In recent years, there has been a gradual increase in the number of publications addressing BCRL, presenting a challenge for scholars seeking to swiftly comprehend the key issues and prevailing trends in BCRL research. Bibliometric analysis is recognized as a quantitative statistical tool that delineates the knowledge structure and identifies keyword trends within a specific research domain (14). Employing bibliometrics allows researchers to generate a comprehensive overview of the global distribution of countries, institutions, authors, and journals engaged in a particular research topic.
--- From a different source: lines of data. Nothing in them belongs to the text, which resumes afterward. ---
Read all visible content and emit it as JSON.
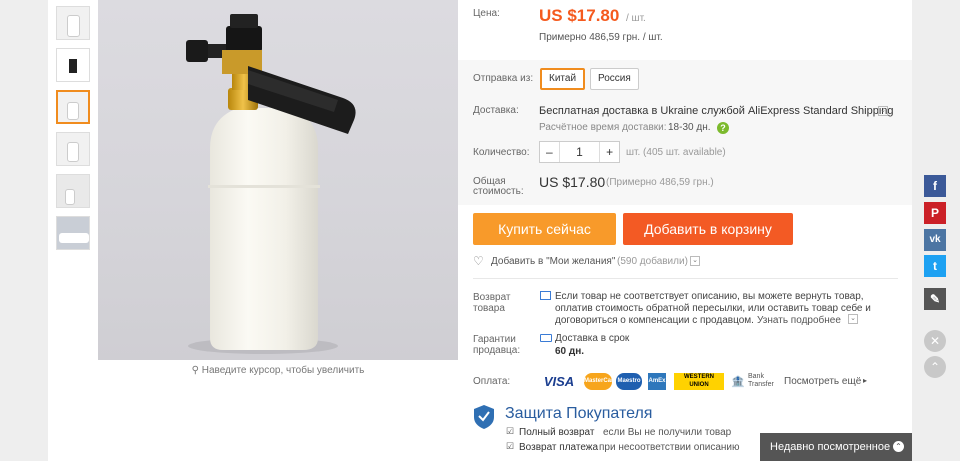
{
  "gallery": {
    "zoom_hint": "Наведите курсор, чтобы увеличить"
  },
  "price": {
    "label": "Цена:",
    "value": "US $17.80",
    "unit": "/ шт.",
    "approx": "Примерно 486,59 грн. / шт."
  },
  "shipping": {
    "from_label": "Отправка из:",
    "from_options": [
      "Китай",
      "Россия"
    ],
    "delivery_label": "Доставка:",
    "delivery_text": "Бесплатная доставка в Ukraine службой AliExpress Standard Shipping",
    "estimate_label": "Расчётное время доставки:",
    "estimate_value": "18-30 дн."
  },
  "quantity": {
    "label": "Количество:",
    "minus": "–",
    "value": "1",
    "plus": "+",
    "available": "шт. (405 шт. available)"
  },
  "total": {
    "label_line1": "Общая",
    "label_line2": "стоимость:",
    "value": "US $17.80",
    "approx": "(Примерно 486,59 грн.)"
  },
  "actions": {
    "buy_now": "Купить сейчас",
    "add_to_cart": "Добавить в корзину",
    "wishlist": "Добавить в \"Мои желания\"",
    "wishlist_count": "(590 добавили)"
  },
  "returns": {
    "label_line1": "Возврат",
    "label_line2": "товара",
    "text_line1": "Если товар не соответствует описанию, вы можете вернуть товар,",
    "text_line2": "оплатив стоимость обратной пересылки, или оставить товар себе и",
    "text_line3": "договориться о компенсации с продавцом.",
    "link": "Узнать подробнее"
  },
  "guarantee": {
    "label_line1": "Гарантии",
    "label_line2": "продавца:",
    "text": "Доставка в срок",
    "days": "60 дн."
  },
  "payment": {
    "label": "Оплата:",
    "methods": [
      "VISA",
      "MasterCard",
      "Maestro",
      "AmEx",
      "WESTERN UNION",
      "Bank Transfer"
    ],
    "more": "Посмотреть ещё"
  },
  "protection": {
    "title": "Защита Покупателя",
    "item1_bold": "Полный возврат",
    "item1_rest": "если Вы не получили товар",
    "item2_bold": "Возврат платежа",
    "item2_rest": "при несоответствии описанию"
  },
  "recently_viewed": "Недавно посмотренное",
  "colors": {
    "accent": "#f08c1e",
    "price": "#f55a1e",
    "buy_now": "#f89a2a",
    "add_to_cart": "#f35a24"
  }
}
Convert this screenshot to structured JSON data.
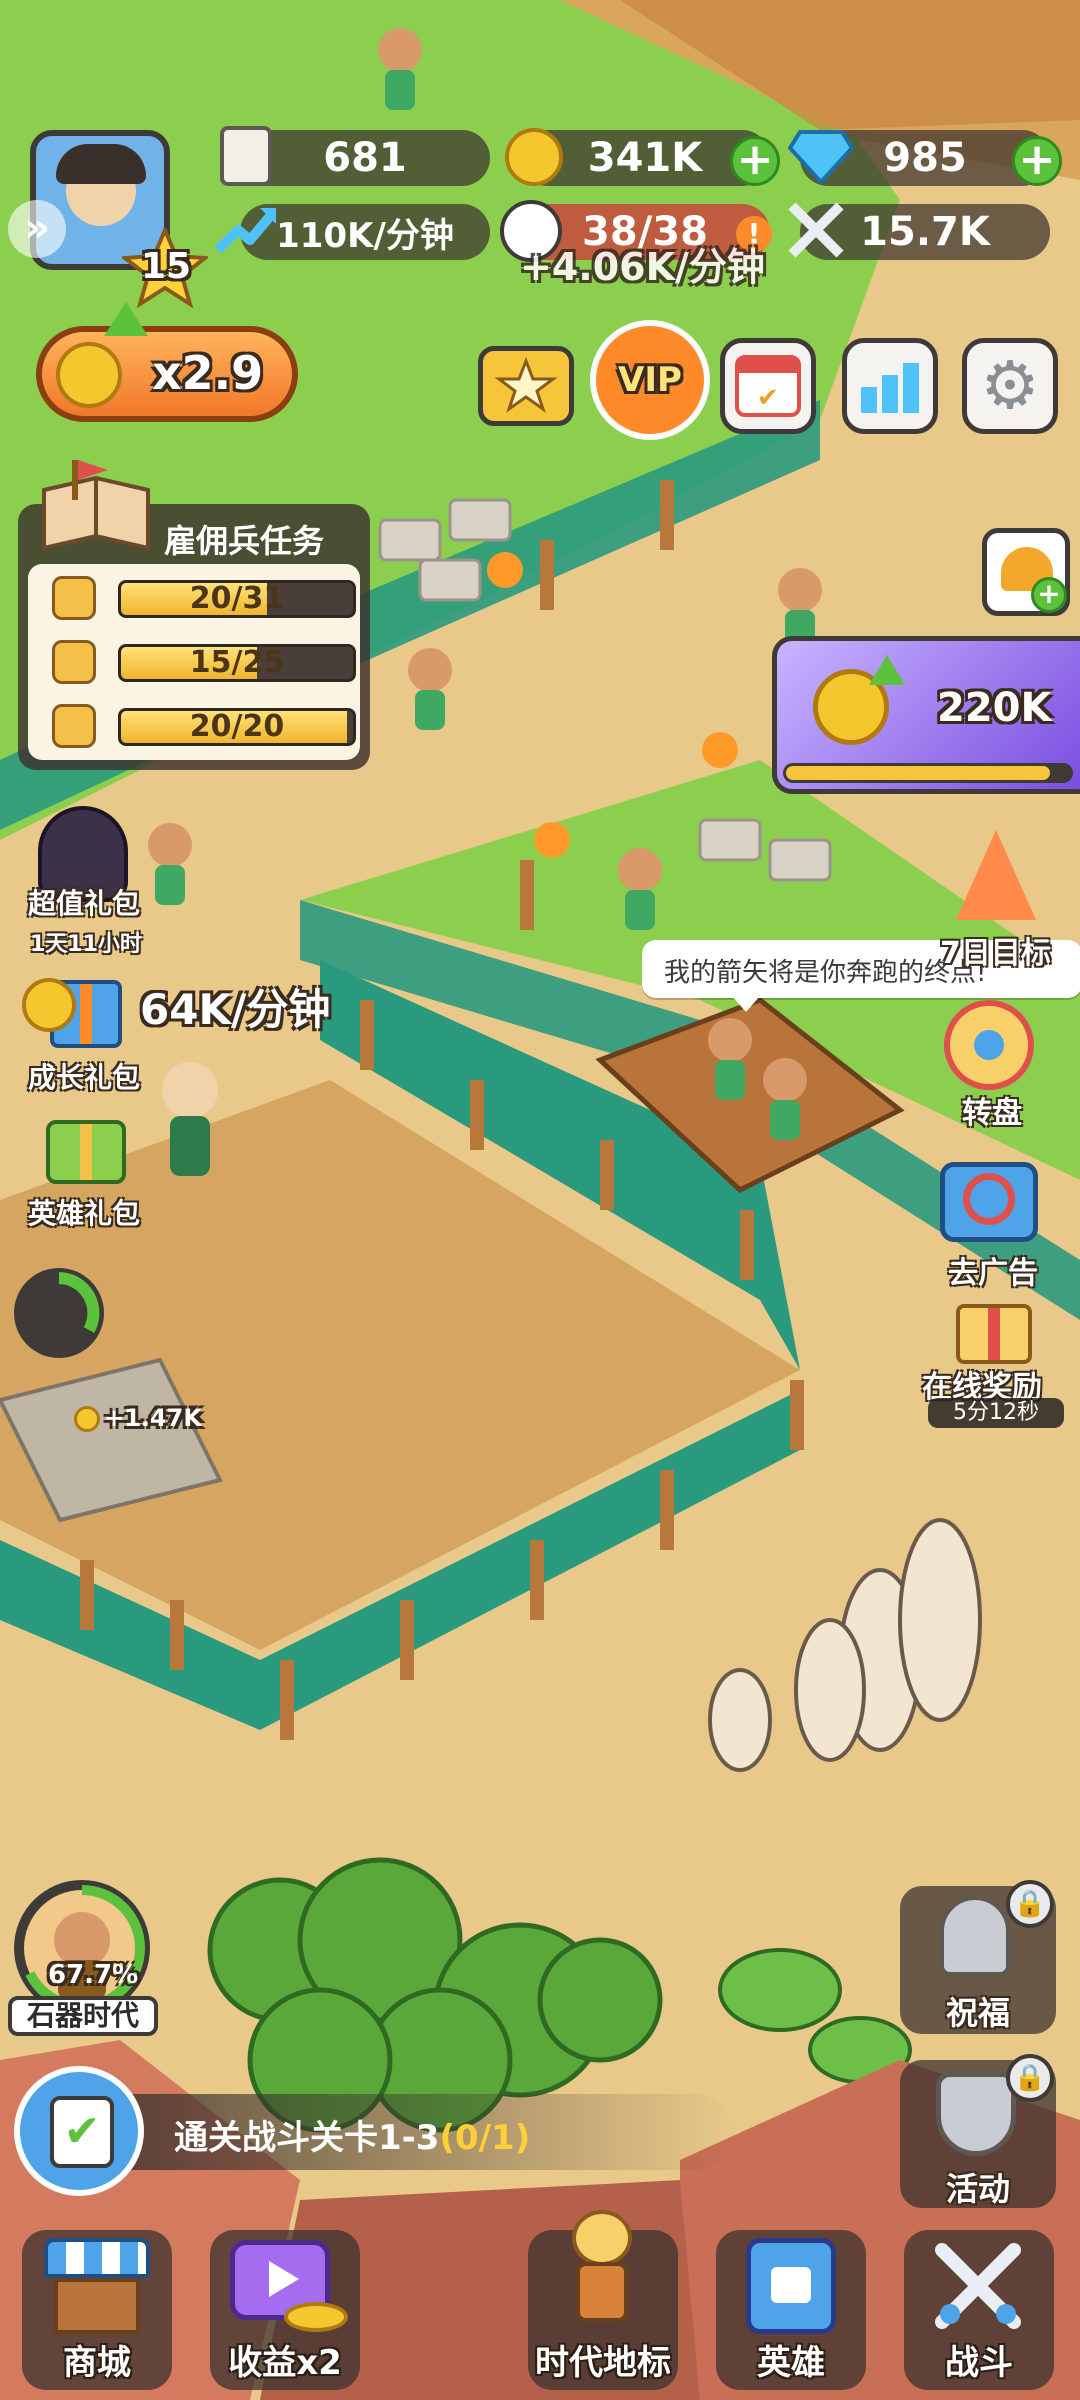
{
  "top_stats": {
    "bones": "681",
    "gold": "341K",
    "gems": "985",
    "income_rate": "110K/分钟",
    "population": "38/38",
    "power": "15.7K",
    "player_level": "15"
  },
  "floating": {
    "income_behind": "+4.06K/分钟",
    "farm_rate": "64K/分钟",
    "coin_popup": "+1.47K"
  },
  "boost": {
    "multiplier": "x2.9"
  },
  "quest_panel": {
    "title": "雇佣兵任务",
    "rows": [
      {
        "icon": "sword-icon",
        "text": "20/31",
        "progress": 0.645
      },
      {
        "icon": "bow-icon",
        "text": "15/25",
        "progress": 0.6
      },
      {
        "icon": "shield-icon",
        "text": "20/20",
        "progress": 1.0
      }
    ]
  },
  "top_buttons": {
    "vip": "VIP"
  },
  "coin_offer": {
    "value": "220K",
    "progress": 0.93
  },
  "left_side": {
    "value_pack": "超值礼包",
    "value_pack_timer": "1天11小时",
    "growth_pack": "成长礼包",
    "hero_pack": "英雄礼包"
  },
  "right_side": {
    "seven_day": "7日目标",
    "wheel": "转盘",
    "no_ads": "去广告",
    "online_reward": "在线奖励",
    "online_timer": "5分12秒",
    "blessing": "祝福",
    "activity": "活动"
  },
  "speech_bubble": "我的箭矢将是你奔跑的终点!",
  "era": {
    "name": "石器时代",
    "progress_text": "67.7%",
    "progress": 0.677
  },
  "mission": {
    "text": "通关战斗关卡1-3",
    "count": "(0/1)"
  },
  "bottom_nav": [
    {
      "label": "商城",
      "icon": "shop-icon"
    },
    {
      "label": "收益x2",
      "icon": "video-icon"
    },
    {
      "label": "时代地标",
      "icon": "landmark-icon"
    },
    {
      "label": "英雄",
      "icon": "hero-card-icon"
    },
    {
      "label": "战斗",
      "icon": "crossed-swords-icon"
    }
  ],
  "colors": {
    "grass": "#8ccf4e",
    "sand": "#e9c98a",
    "fence": "#2a9a7e",
    "gold": "#f5c72f",
    "accent_green": "#5cc23c"
  }
}
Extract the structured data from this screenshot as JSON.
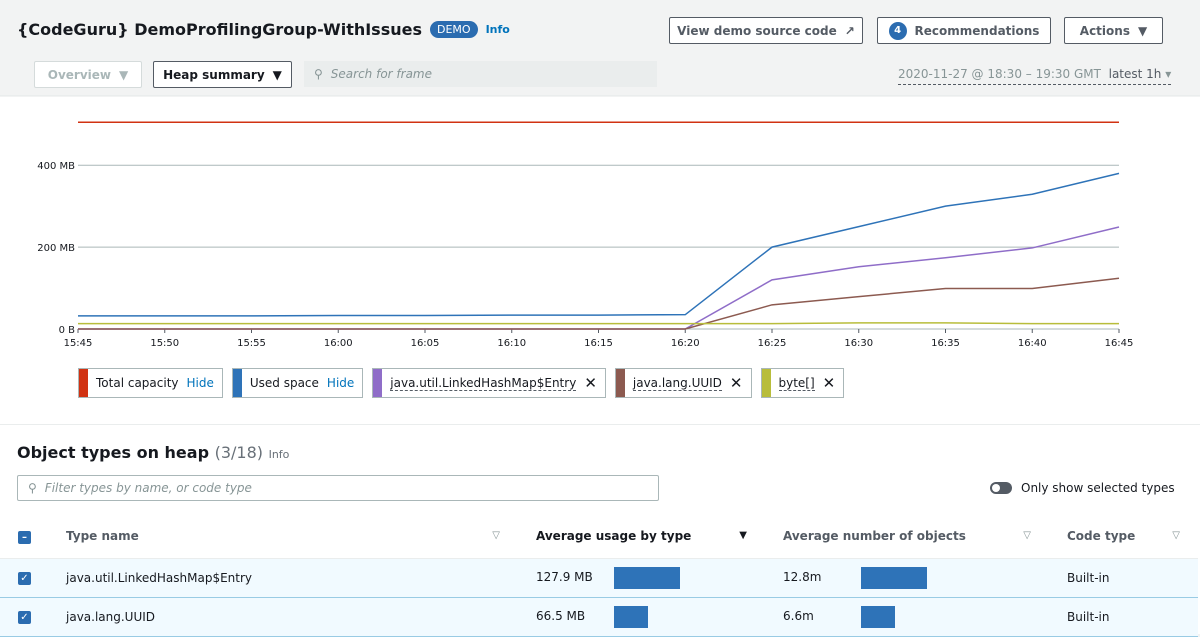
{
  "header": {
    "title": "{CodeGuru} DemoProfilingGroup-WithIssues",
    "badge": "DEMO",
    "info": "Info",
    "view_source": "View demo source code",
    "rec_count": "4",
    "recommendations": "Recommendations",
    "actions": "Actions",
    "overview": "Overview",
    "heap_summary": "Heap summary",
    "search_placeholder": "Search for frame",
    "date_range": "2020-11-27 @ 18:30 – 19:30 GMT",
    "latest": "latest 1h"
  },
  "chart_data": {
    "type": "line",
    "x": [
      "15:45",
      "15:50",
      "15:55",
      "16:00",
      "16:05",
      "16:10",
      "16:15",
      "16:20",
      "16:25",
      "16:30",
      "16:35",
      "16:40",
      "16:45"
    ],
    "yticks": [
      "0 B",
      "200 MB",
      "400 MB"
    ],
    "ylim": [
      0,
      520
    ],
    "grid": true,
    "series": [
      {
        "name": "Total capacity",
        "color": "#d13212",
        "values": [
          505,
          505,
          505,
          505,
          505,
          505,
          505,
          505,
          505,
          505,
          505,
          505,
          505
        ]
      },
      {
        "name": "Used space",
        "color": "#2e73b8",
        "values": [
          32,
          32,
          32,
          33,
          33,
          34,
          34,
          35,
          200,
          250,
          300,
          329,
          380
        ]
      },
      {
        "name": "java.util.LinkedHashMap$Entry",
        "color": "#8f6dc8",
        "values": [
          0,
          0,
          0,
          0,
          0,
          0,
          0,
          0,
          120,
          152,
          174,
          198,
          249
        ]
      },
      {
        "name": "java.lang.UUID",
        "color": "#8c5a50",
        "values": [
          0,
          0,
          0,
          0,
          0,
          0,
          0,
          0,
          59,
          79,
          99,
          99,
          124
        ]
      },
      {
        "name": "byte[]",
        "color": "#b8bd3b",
        "values": [
          13,
          13,
          13,
          13,
          13,
          13,
          13,
          13,
          13,
          15,
          15,
          13,
          13
        ]
      }
    ]
  },
  "legend": {
    "hide": "Hide"
  },
  "section": {
    "title": "Object types on heap",
    "count": "(3/18)",
    "info": "Info",
    "filter_placeholder": "Filter types by name, or code type",
    "toggle": "Only show selected types"
  },
  "table": {
    "headers": [
      "Type name",
      "Average usage by type",
      "Average number of objects",
      "Code type"
    ],
    "rows": [
      {
        "name": "java.util.LinkedHashMap$Entry",
        "usage": "127.9 MB",
        "usage_pct": 100,
        "objects": "12.8m",
        "objects_pct": 100,
        "code": "Built-in"
      },
      {
        "name": "java.lang.UUID",
        "usage": "66.5 MB",
        "usage_pct": 52,
        "objects": "6.6m",
        "objects_pct": 52,
        "code": "Built-in"
      }
    ]
  }
}
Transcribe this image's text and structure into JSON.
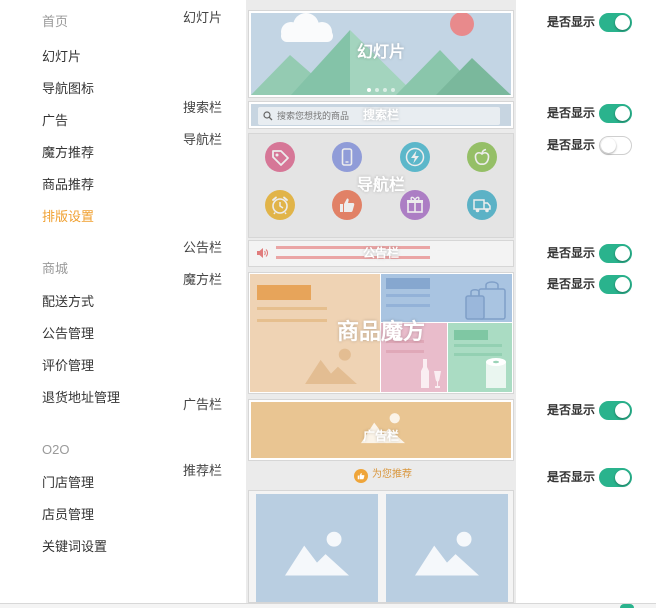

This approach enables the visualization of hot topics and emerging trends in BCRL research, providing clinicians with evidence-based decision-making capabilities. Recognizing the need for a more robust quantitative analysis of BCRL-related literature, this study aims to delineate the global scientific output of BCRL research from 2003 to 2022. The study further seeks to provide quantitative insights into countries, institutions, journals, authors, and keywords, with the overarching goal of summarizing research hotspots and trends in BCRL. Anticipating that this analysis will offer valuable research references for future scholars, our objective is to contribute to the advancement of knowledge in this critical area of medical research.

Methods

Research strategy and data collection

The literature for this paper was sourced from the Web of Science (WoS), a repository encompassing over 20,000 high-quality and influential scholarly journals spanning 250 disciplines globally. The database, equipped with comprehensive citation indexing records, offers a robust platform for data mining and co-citation analysis (15). Recognized for its authority as a data source in bibliometric analysis, the Web of Science stands as a preferred choice due to its extensive coverage of scholarly publications, making it the primary selection for bibliometric investigations (16, 17).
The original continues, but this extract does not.